Yes, fuel pump, carburetor, fuel lines, water pump, may or may not need thermostat but it wouln't hurt, gearcase oil, and service the rewind should get you a reliable engine. If not comfortable with the rewind take it to a shop for a new cord and spring if necessary. They won't charge you much and you can ask to watch and learn. Now you are on the right track!


----------



## cajuncook1 (Sep 9, 2011)

Hey lukelona,

Here is link to a very good website for your motor. The author has done a very detail approach to the most common issues with this motor through the years. It does not replace service manual but can help and give you a good reference. If you wanting to keep your motor in good running condition for years, then it worth the expense of getting a good service manual. I believe Ken Cook has the reproduction rights for the authentic service manual for your motor.

https://www.sschapterpsa.com/ramblings/OMC/OMC%20info.htm


If your are looking to rebuild your fuel pump, then pay close attention to the author's explanation. Sometimes, sanity wise it is cheaper to purchase the fuel pump and be done with it. :LOL2: 

Here is link to a electronic parts diagram for your motor and you can also purchase parts from them as well.

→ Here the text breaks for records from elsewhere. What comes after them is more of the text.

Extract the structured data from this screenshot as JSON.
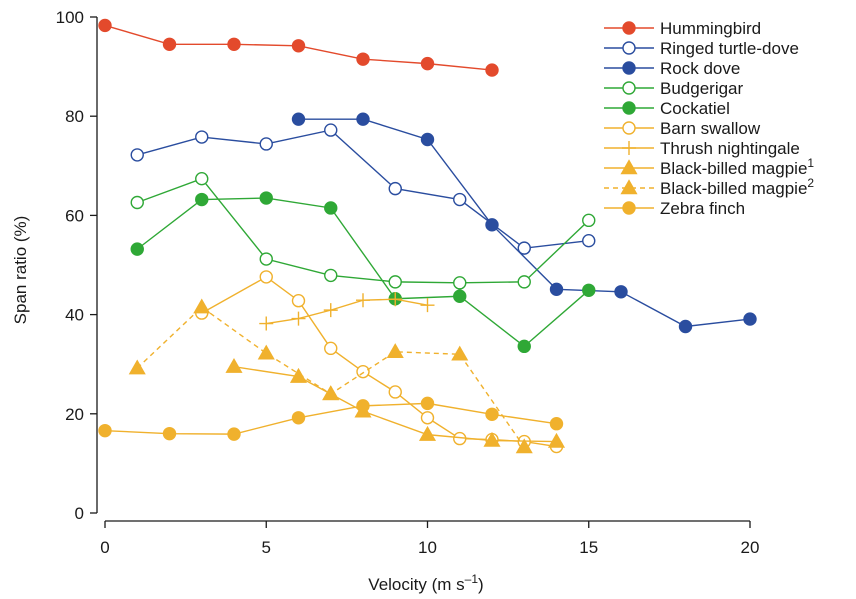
{
  "chart_data": {
    "type": "line",
    "title": "",
    "xlabel": "Velocity (m s",
    "xlabel_sup": "–1",
    "xlabel_end": ")",
    "ylabel": "Span ratio (%)",
    "xlim": [
      0,
      20
    ],
    "ylim": [
      0,
      100
    ],
    "xticks": [
      "0",
      "5",
      "10",
      "15",
      "20"
    ],
    "yticks": [
      "0",
      "20",
      "40",
      "60",
      "80",
      "100"
    ],
    "grid": false,
    "legend_position": "top-right",
    "series": [
      {
        "name": "Hummingbird",
        "sup": "",
        "color": "#e34a2c",
        "marker": "circle",
        "fill": "filled",
        "dash": "solid",
        "x": [
          0,
          2,
          4,
          6,
          8,
          10,
          12
        ],
        "y": [
          98.3,
          94.5,
          94.5,
          94.2,
          91.5,
          90.6,
          89.3
        ]
      },
      {
        "name": "Ringed turtle-dove",
        "sup": "",
        "color": "#2a4d9f",
        "marker": "circle",
        "fill": "open",
        "dash": "solid",
        "x": [
          1,
          3,
          5,
          7,
          9,
          11,
          13,
          15
        ],
        "y": [
          72.2,
          75.8,
          74.4,
          77.2,
          65.4,
          63.2,
          53.4,
          54.9
        ]
      },
      {
        "name": "Rock dove",
        "sup": "",
        "color": "#2a4d9f",
        "marker": "circle",
        "fill": "filled",
        "dash": "solid",
        "x": [
          6,
          8,
          10,
          12,
          14,
          16,
          18,
          20
        ],
        "y": [
          79.4,
          79.4,
          75.3,
          58.1,
          45.1,
          44.6,
          37.6,
          39.1
        ]
      },
      {
        "name": "Budgerigar",
        "sup": "",
        "color": "#2fa836",
        "marker": "circle",
        "fill": "open",
        "dash": "solid",
        "x": [
          1,
          3,
          5,
          7,
          9,
          11,
          13,
          15
        ],
        "y": [
          62.6,
          67.4,
          51.2,
          47.9,
          46.6,
          46.4,
          46.6,
          59.0
        ]
      },
      {
        "name": "Cockatiel",
        "sup": "",
        "color": "#2fa836",
        "marker": "circle",
        "fill": "filled",
        "dash": "solid",
        "x": [
          1,
          3,
          5,
          7,
          9,
          11,
          13,
          15
        ],
        "y": [
          53.2,
          63.2,
          63.5,
          61.5,
          43.2,
          43.7,
          33.6,
          44.9
        ]
      },
      {
        "name": "Barn swallow",
        "sup": "",
        "color": "#f0b12d",
        "marker": "circle",
        "fill": "open",
        "dash": "solid",
        "x": [
          3,
          5,
          6,
          7,
          8,
          9,
          10,
          11,
          12,
          13,
          14
        ],
        "y": [
          40.3,
          47.6,
          42.8,
          33.2,
          28.5,
          24.4,
          19.2,
          15.0,
          14.8,
          14.4,
          13.4
        ]
      },
      {
        "name": "Thrush nightingale",
        "sup": "",
        "color": "#f0b12d",
        "marker": "plus",
        "fill": "none",
        "dash": "solid",
        "x": [
          5,
          6,
          7,
          8,
          9,
          10
        ],
        "y": [
          38.2,
          39.2,
          40.9,
          42.9,
          43.1,
          41.9
        ]
      },
      {
        "name": "Black-billed magpie",
        "sup": "1",
        "color": "#f0b12d",
        "marker": "triangle",
        "fill": "filled",
        "dash": "solid",
        "x": [
          4,
          6,
          7,
          8,
          10,
          12,
          14
        ],
        "y": [
          29.5,
          27.5,
          24.0,
          20.5,
          15.8,
          14.6,
          14.4
        ]
      },
      {
        "name": "Black-billed magpie",
        "sup": "2",
        "color": "#f0b12d",
        "marker": "triangle",
        "fill": "filled",
        "dash": "dashed",
        "x": [
          1,
          3,
          5,
          7,
          9,
          11,
          13
        ],
        "y": [
          29.2,
          41.5,
          32.2,
          24.0,
          32.5,
          32.0,
          13.3
        ]
      },
      {
        "name": "Zebra finch",
        "sup": "",
        "color": "#f0b12d",
        "marker": "circle",
        "fill": "filled",
        "dash": "solid",
        "x": [
          0,
          2,
          4,
          6,
          8,
          10,
          12,
          14
        ],
        "y": [
          16.6,
          16.0,
          15.9,
          19.2,
          21.6,
          22.1,
          19.9,
          18.0
        ]
      }
    ]
  }
}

https://www.marineengine.com/parts/johnson-evinrude-parts.php?year=1985&hp=9.9

https://www.marineengine.com/parts/johnson-evinrude-parts.php?year=1985&hp=9.9&model=E10RCOM&manufacturer=Evinrude&section=Fuel+Pump

https://www.marineengine.com/parts/johnson-evinrude-parts.php?year=1985&hp=9.9&model=E10RCOM&manufacturer=Evinrude&section=Rewind+Starter


To repair or replace the rope or spring on your starter then read well the article in this link. Scroll down until you get to that section. Very good information.

https://www.sschapterpsa.com/ramblings/Johnson%209.9_15.htm


Yes, Pappy knows his stuff very very very very very very very well. He is in the business!! 8) 


I have 1984 Evinrude 15hp and it runs great. Once you have completed your inspection and review of your motor and take care of the spark, carburetor, fuel pump, water pump and housing, and change your gear oil. Your motor will give you years of good solid performance, but remember you motor is only as good as the maintenance and care you give it!!!


Hope this helps you out!!!


----------